The top floor also has the Toledo tapas restaurant and steakhouse, with a huge ceiling that gradually changes color throughout the night. I’d honestly expected this to be the least remarkable restaurant of the trip, since the menu only had options we’d expected to be fine instead of favorites. But we split an order of the best brussels sprouts I’ve ever had. Jason had a vegetable plate which had sounded middling but was presented unlike anything I’d ever seen before. And I had the lamb loin, which surprisingly turned out to be one of the best meals I’ve ever had on Disney property.
Another highlight was the Three Bridges Cafe in the center of the resort’s central lake. We went fairly late on the first night of our trip, when a heavy wind was blowing a rain storm into the area. The cast were just great, moving us to a dry and warm table and being friendly and conversational throughout. I had chicken mole, which was good even if not exceptional, and just a treat to be able to get that at a theme park resort. But we both shared an order of the roasted corn dip, which was life-changing. I spent the rest of the week trying to find excuses to make our way back for that corn dip.
One advantage of the renovation/expansion that I wouldn’t have expected: the former check-in area was turned into a kind of common area for the hotel, with comfortable couches, several tables, and places for charging devices and/or getting some work done. It made it feel as if the resort’s sprawl had been turned from a detriment into a benefit, with a homey area intended to be lived-in instead of an impersonal convention center space. We frequently saw families gathered around the table, either eating or playing board games together. That’s the kind of stuff that I tended to remember from my trips as a kid.
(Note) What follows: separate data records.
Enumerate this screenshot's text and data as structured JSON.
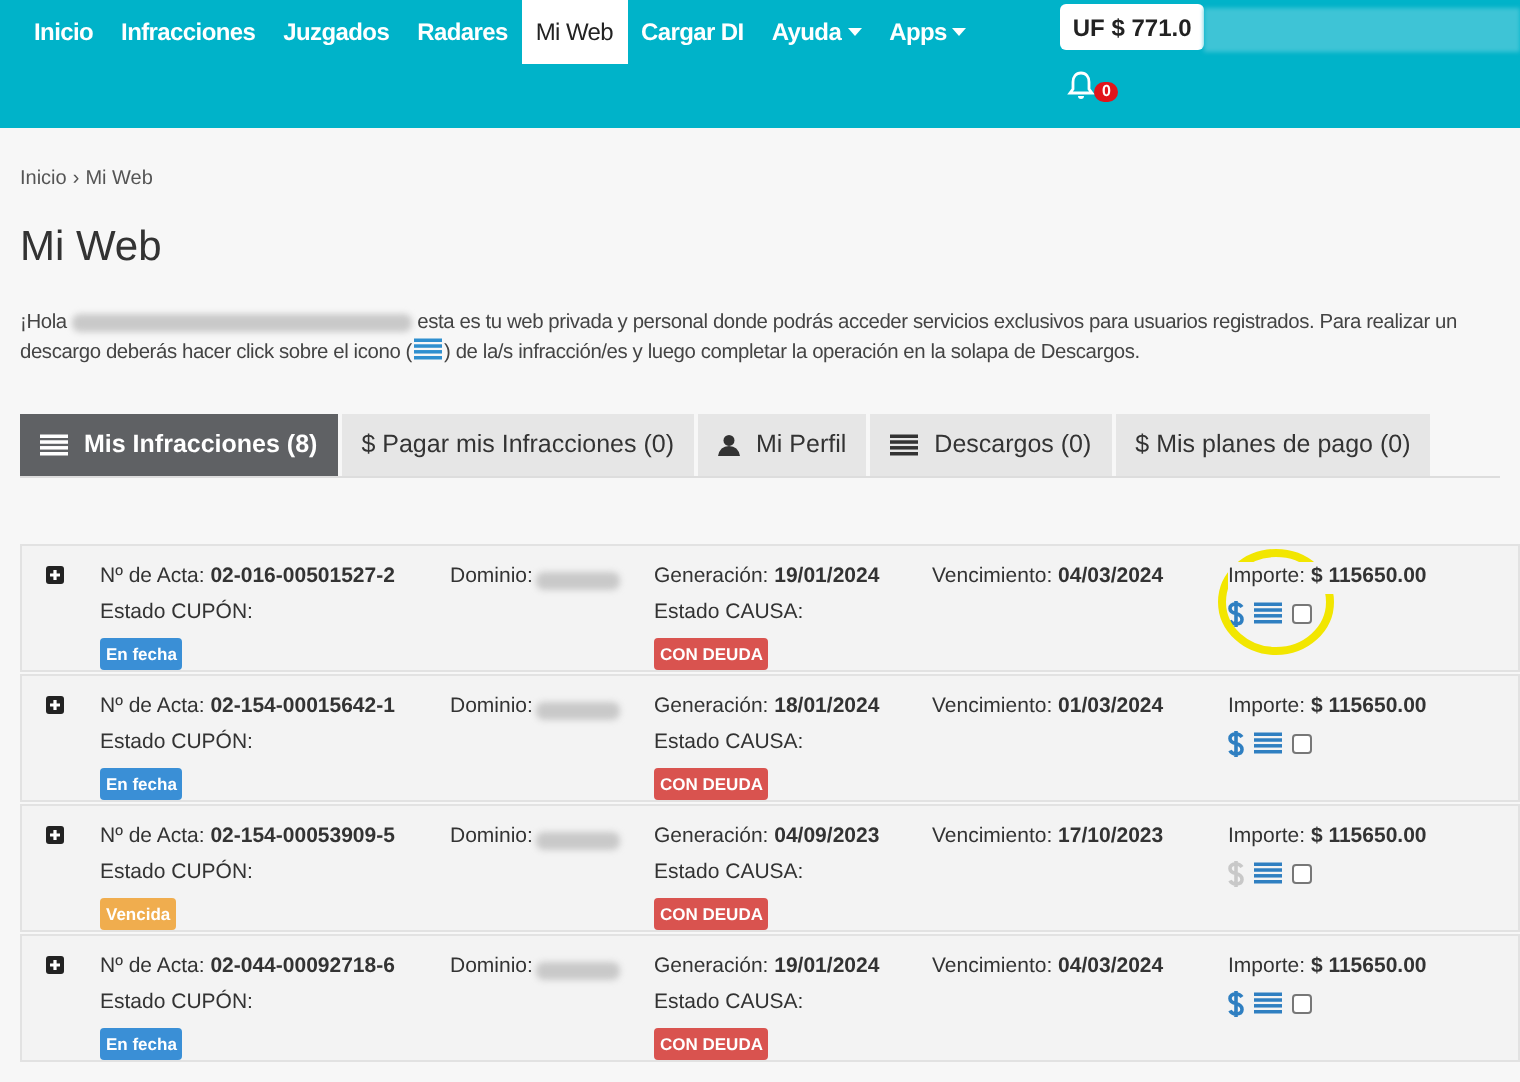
{
  "nav": {
    "items": [
      {
        "label": "Inicio",
        "selected": false,
        "dropdown": false
      },
      {
        "label": "Infracciones",
        "selected": false,
        "dropdown": false
      },
      {
        "label": "Juzgados",
        "selected": false,
        "dropdown": false
      },
      {
        "label": "Radares",
        "selected": false,
        "dropdown": false
      },
      {
        "label": "Mi Web",
        "selected": true,
        "dropdown": false
      },
      {
        "label": "Cargar DI",
        "selected": false,
        "dropdown": false
      },
      {
        "label": "Ayuda",
        "selected": false,
        "dropdown": true
      },
      {
        "label": "Apps",
        "selected": false,
        "dropdown": true
      }
    ],
    "uf": "UF $ 771.0",
    "notifications": "0"
  },
  "breadcrumb": {
    "items": [
      "Inicio",
      "Mi Web"
    ],
    "separator": "›"
  },
  "title": "Mi Web",
  "intro": {
    "greeting": "¡Hola",
    "text_before_icon": "esta es tu web privada y personal donde podrás acceder servicios exclusivos para usuarios registrados. Para realizar un descargo deberás hacer click sobre el icono (",
    "text_after_icon": ") de la/s infracción/es y luego completar la operación en la solapa de Descargos."
  },
  "tabs": [
    {
      "label": "Mis Infracciones (8)",
      "kind": "list",
      "selected": true
    },
    {
      "label": "$ Pagar mis Infracciones (0)",
      "kind": "plain",
      "selected": false
    },
    {
      "label": "Mi Perfil",
      "kind": "profile",
      "selected": false
    },
    {
      "label": "Descargos (0)",
      "kind": "list",
      "selected": false
    },
    {
      "label": "$ Mis planes de pago (0)",
      "kind": "plain",
      "selected": false
    }
  ],
  "rows": [
    {
      "acta_label": "Nº de Acta:",
      "acta": "02-016-00501527-2",
      "cupon_label": "Estado CUPÓN:",
      "cupon": "En fecha",
      "color": "#3a8fd6",
      "dominio_label": "Dominio:",
      "generacion_label": "Generación:",
      "generacion": "19/01/2024",
      "causa_label": "Estado CAUSA:",
      "causa": "CON DEUDA",
      "vencimiento_label": "Vencimiento:",
      "vencimiento": "04/03/2024",
      "importe_label": "Importe:",
      "importe": "$ 115650.00",
      "pay_enabled": true,
      "checked": false,
      "highlighted": true
    },
    {
      "acta_label": "Nº de Acta:",
      "acta": "02-154-00015642-1",
      "cupon_label": "Estado CUPÓN:",
      "cupon": "En fecha",
      "color": "#3a8fd6",
      "dominio_label": "Dominio:",
      "generacion_label": "Generación:",
      "generacion": "18/01/2024",
      "causa_label": "Estado CAUSA:",
      "causa": "CON DEUDA",
      "vencimiento_label": "Vencimiento:",
      "vencimiento": "01/03/2024",
      "importe_label": "Importe:",
      "importe": "$ 115650.00",
      "pay_enabled": true,
      "checked": false,
      "highlighted": false
    },
    {
      "acta_label": "Nº de Acta:",
      "acta": "02-154-00053909-5",
      "cupon_label": "Estado CUPÓN:",
      "cupon": "Vencida",
      "color": "#f0ad4e",
      "dominio_label": "Dominio:",
      "generacion_label": "Generación:",
      "generacion": "04/09/2023",
      "causa_label": "Estado CAUSA:",
      "causa": "CON DEUDA",
      "vencimiento_label": "Vencimiento:",
      "vencimiento": "17/10/2023",
      "importe_label": "Importe:",
      "importe": "$ 115650.00",
      "pay_enabled": false,
      "checked": false,
      "highlighted": false
    },
    {
      "acta_label": "Nº de Acta:",
      "acta": "02-044-00092718-6",
      "cupon_label": "Estado CUPÓN:",
      "cupon": "En fecha",
      "color": "#3a8fd6",
      "dominio_label": "Dominio:",
      "generacion_label": "Generación:",
      "generacion": "19/01/2024",
      "causa_label": "Estado CAUSA:",
      "causa": "CON DEUDA",
      "vencimiento_label": "Vencimiento:",
      "vencimiento": "04/03/2024",
      "importe_label": "Importe:",
      "importe": "$ 115650.00",
      "pay_enabled": true,
      "checked": false,
      "highlighted": false
    }
  ]
}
On the whole, it was just a really, really nice hotel stay. Exactly the kind of escape I’d wanted, and for considerably less than the “official” deluxe resorts on property. As we came in, the resort was playing Spanish guitar versions of Christmas songs, and it just made the whole experience feel special. (Unfortunately, it seems like the resort only licensed a single record of Spanish Christmas songs, because I kept hearing the same ones over and over and over again. I’m afraid that “25 de Diciembre” is permanently burned into mi cabeza).









Sounds like a good way to spend that week between.
That hotel sounds a lot like what I’ve been joking could make a great successor to the attempt with Galactic Starcruiser. I’ve been saying since the first episode of Skeleton Crew that if I were going to design something like a Galactic Starcruiser today (knowing some of why Galactic Starcruiser wasn’t successful) I’d start by building it as a “boring conference hotel on At Attin”. Build it as a real conference hotel (or repurpose one). Play with the “uncanny valley” feelings of it being a real conference hotel (but add spaces of delight and weirdness, too). Let it be a working conference hotel, because that gives you flexibility in down months with fewer player guests, it can be conference overflow or filled with regular guests. Play into that in the storylines. “You are invited to At Attin for a boring work conference for some contractor to a contractor to the New Republic. Everything is classified, including the existence of At Attin, and under an NDA and some New Republic Secrets Acts, don’t let non-Conference Attendees know the secrets of the Conference.” That gives you a pretty strong play space just put like that. An out group of regular guests that don’t think they are on the secret planet of At Attin becomes a bonding opportunity among players, adds some simple “spy games” to play, and even possibly gives you an interesting, renewable source of NPCs if you’ve got regular guests not paying for the full experience but opting in to doing silly things an app tells them to do or gain some sort of points if they hear certain keywords anywhere in a public space…
Anyway it’s easy for me to let the mind wander with lots of silly ideas for a thing like that. I think it would be funny to use the “most boring” sort of conference hotel to play something like Galactic Starcruiser tried.